Those immersed in Montreal’s literary scene know there’s more to it than the recognizable heavy hitters: Mordecai Richler, Leonard Cohen and Michel Tremblay. But on the outside, it seemed at times like all the action (at least in Anglo Canada) was happening elsewhere. Then came Heather O’Neill, Madeleine Thien, Jacob Wren, Rawi Hage, Kim Thuy, Éric Dupont and Paige Cooper, and 2018 became the Year of the Montreal Anglo Renaissance. Several of the city’s authors were either longlisted or shortlisted for a Governor-General’s Award or the Giller. Equally impressive was the emergence of new writers. With its unique bilingual culture, Montreal’s vibrant literary scene can often slip under the radar for readers in Canada’s other solitude. Here’s a primer on the writers, publishers, reviews and bookstores you should check out to help bolster your know-how of Montreal’s literary community.
Julie Doucet Her decade long work, Dirty Plotte: The Complete Julie Doucet, has been released by Drawn and Quarterly in a box set.
Drawn and Quarterly was founded in 1989 and continues to publish some of the city’s fabled cartoonists from its headquarters within the Mile End neighbourhood. In 2018, the publisher garnered international attention with Nick Drnaso’s Sabrina, which was longlisted for the Man Booker Prize for fiction – the first time a graphic novel had ever been nominated.
The iconic literary institution Librairie Drawn and Quarterly – a sister company of the graphic novel publishing house – is one of Montreal’s most beloved independent bookstores and is home to many of the city’s literary events. In 2018, Librairie Drawn and Quarterly opened a secondary location across the street, La Petite Librairie Drawn and Quarterly, which caters to children’s and young adult literature, and whose expanded space serves as the host for most Librairie Drawn and Quarterly events.

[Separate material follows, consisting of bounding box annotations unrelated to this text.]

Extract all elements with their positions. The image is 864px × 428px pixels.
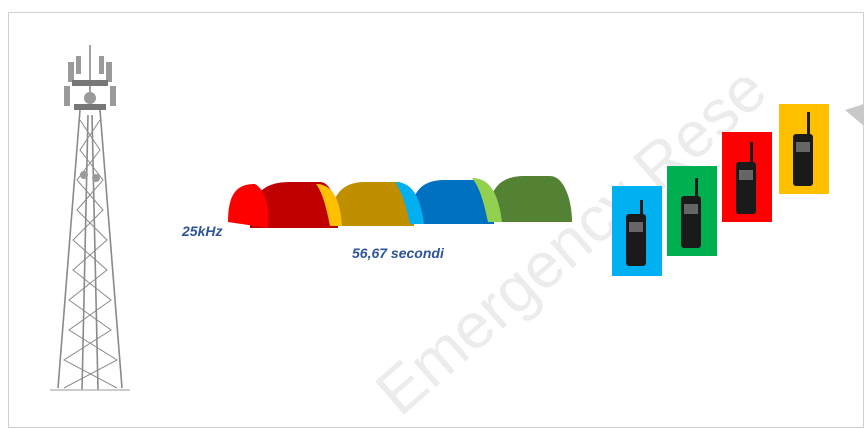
signal-segments xyxy=(228,176,572,228)
diagram: Emergency Rese 25kHz 56,67 secondi xyxy=(0,0,864,428)
duration-label: 56,67 secondi xyxy=(352,245,445,261)
bandwidth-label: 25kHz xyxy=(181,223,222,239)
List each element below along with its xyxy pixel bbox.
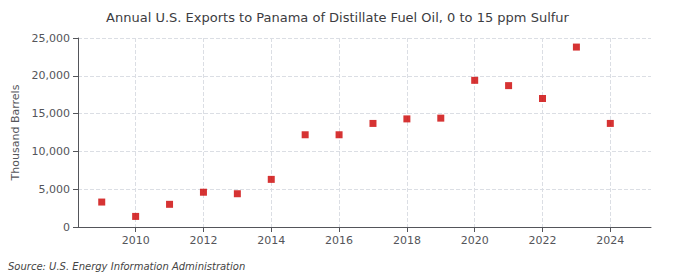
svg-text:2012: 2012: [189, 234, 217, 247]
svg-text:Thousand Barrels: Thousand Barrels: [9, 84, 22, 181]
svg-text:2014: 2014: [257, 234, 285, 247]
svg-text:15,000: 15,000: [32, 107, 71, 120]
svg-text:2010: 2010: [122, 234, 150, 247]
svg-text:10,000: 10,000: [32, 145, 71, 158]
svg-text:Annual U.S. Exports to Panama: Annual U.S. Exports to Panama of Distill…: [106, 10, 569, 25]
svg-text:2020: 2020: [461, 234, 489, 247]
svg-text:2024: 2024: [596, 234, 624, 247]
svg-text:Source: U.S. Energy Informatio: Source: U.S. Energy Information Administ…: [8, 261, 245, 272]
svg-text:5,000: 5,000: [39, 183, 71, 196]
svg-text:20,000: 20,000: [32, 69, 71, 82]
svg-text:25,000: 25,000: [32, 32, 71, 45]
svg-text:2018: 2018: [393, 234, 421, 247]
svg-text:2022: 2022: [529, 234, 557, 247]
svg-text:2016: 2016: [325, 234, 353, 247]
svg-text:0: 0: [63, 221, 70, 234]
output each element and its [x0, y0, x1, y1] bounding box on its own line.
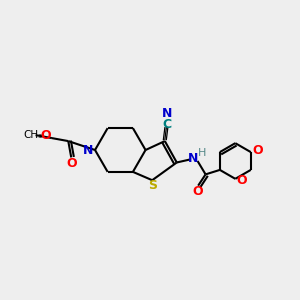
- Text: O: O: [252, 144, 262, 157]
- Text: N: N: [83, 143, 94, 157]
- Text: CH₃: CH₃: [23, 130, 42, 140]
- Text: O: O: [236, 174, 247, 187]
- Text: O: O: [40, 129, 51, 142]
- Text: O: O: [67, 157, 77, 170]
- Text: N: N: [162, 107, 172, 120]
- Text: O: O: [193, 184, 203, 197]
- Text: N: N: [188, 152, 198, 164]
- Text: C: C: [162, 118, 172, 131]
- Text: H: H: [197, 148, 206, 158]
- Text: S: S: [148, 179, 157, 192]
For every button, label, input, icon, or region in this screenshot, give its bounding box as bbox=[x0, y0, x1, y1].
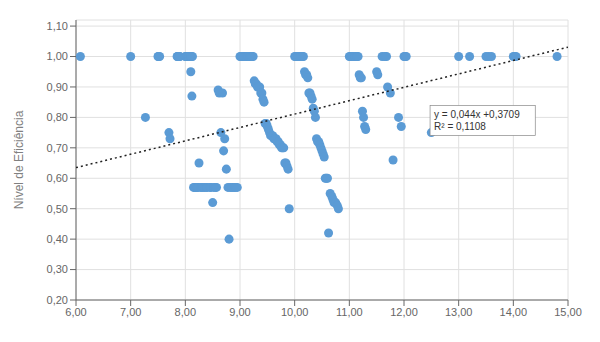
svg-text:0,70: 0,70 bbox=[47, 142, 68, 154]
svg-text:6,00: 6,00 bbox=[65, 306, 86, 318]
svg-text:0,20: 0,20 bbox=[47, 294, 68, 306]
svg-text:y = 0,044x +0,3709R² = 0,1108: y = 0,044x +0,3709R² = 0,1108 bbox=[434, 109, 520, 132]
svg-text:11,00: 11,00 bbox=[336, 306, 363, 318]
svg-text:13,00: 13,00 bbox=[445, 306, 473, 318]
svg-text:0,90: 0,90 bbox=[47, 81, 68, 93]
svg-text:0,40: 0,40 bbox=[47, 233, 68, 245]
svg-text:10,00: 10,00 bbox=[281, 306, 309, 318]
svg-text:0,80: 0,80 bbox=[47, 111, 68, 123]
svg-text:0,50: 0,50 bbox=[47, 203, 68, 215]
svg-text:8,00: 8,00 bbox=[175, 306, 196, 318]
svg-text:Nível de Eficiência: Nível de Eficiência bbox=[12, 110, 26, 209]
svg-text:1,10: 1,10 bbox=[47, 20, 68, 32]
svg-text:14,00: 14,00 bbox=[500, 306, 528, 318]
svg-text:0,30: 0,30 bbox=[47, 263, 68, 275]
svg-text:12,00: 12,00 bbox=[390, 306, 418, 318]
svg-text:15,00: 15,00 bbox=[554, 306, 582, 318]
svg-text:1,00: 1,00 bbox=[47, 50, 68, 62]
svg-text:0,60: 0,60 bbox=[47, 172, 68, 184]
svg-text:7,00: 7,00 bbox=[120, 306, 141, 318]
svg-text:9,00: 9,00 bbox=[229, 306, 250, 318]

And the city’s unique bilingualism offers a wealth of beautiful work for translators and francophone publishing houses. Drawn and Quarterly, for example, is in the company of many francophone graphic novel publishing peers: Éditions Pow Wow and La Pastèque continue to serve the local graphic novel community as well. In fact, La Pastèque recently opened doors to a new store and workshop location in the heart of Mile End. Francophone publishers such as Les Éditions de l'Écrou offer a similar mandate as Metatron, with the intent of promoting alternative literature, as well as Triptyque Publishing, which was the first to translate Maggie Nelson’s The Argonauts. Quebec Fiction is up to the task of its translation work, intent on promoting overlooked talent divided by language barriers.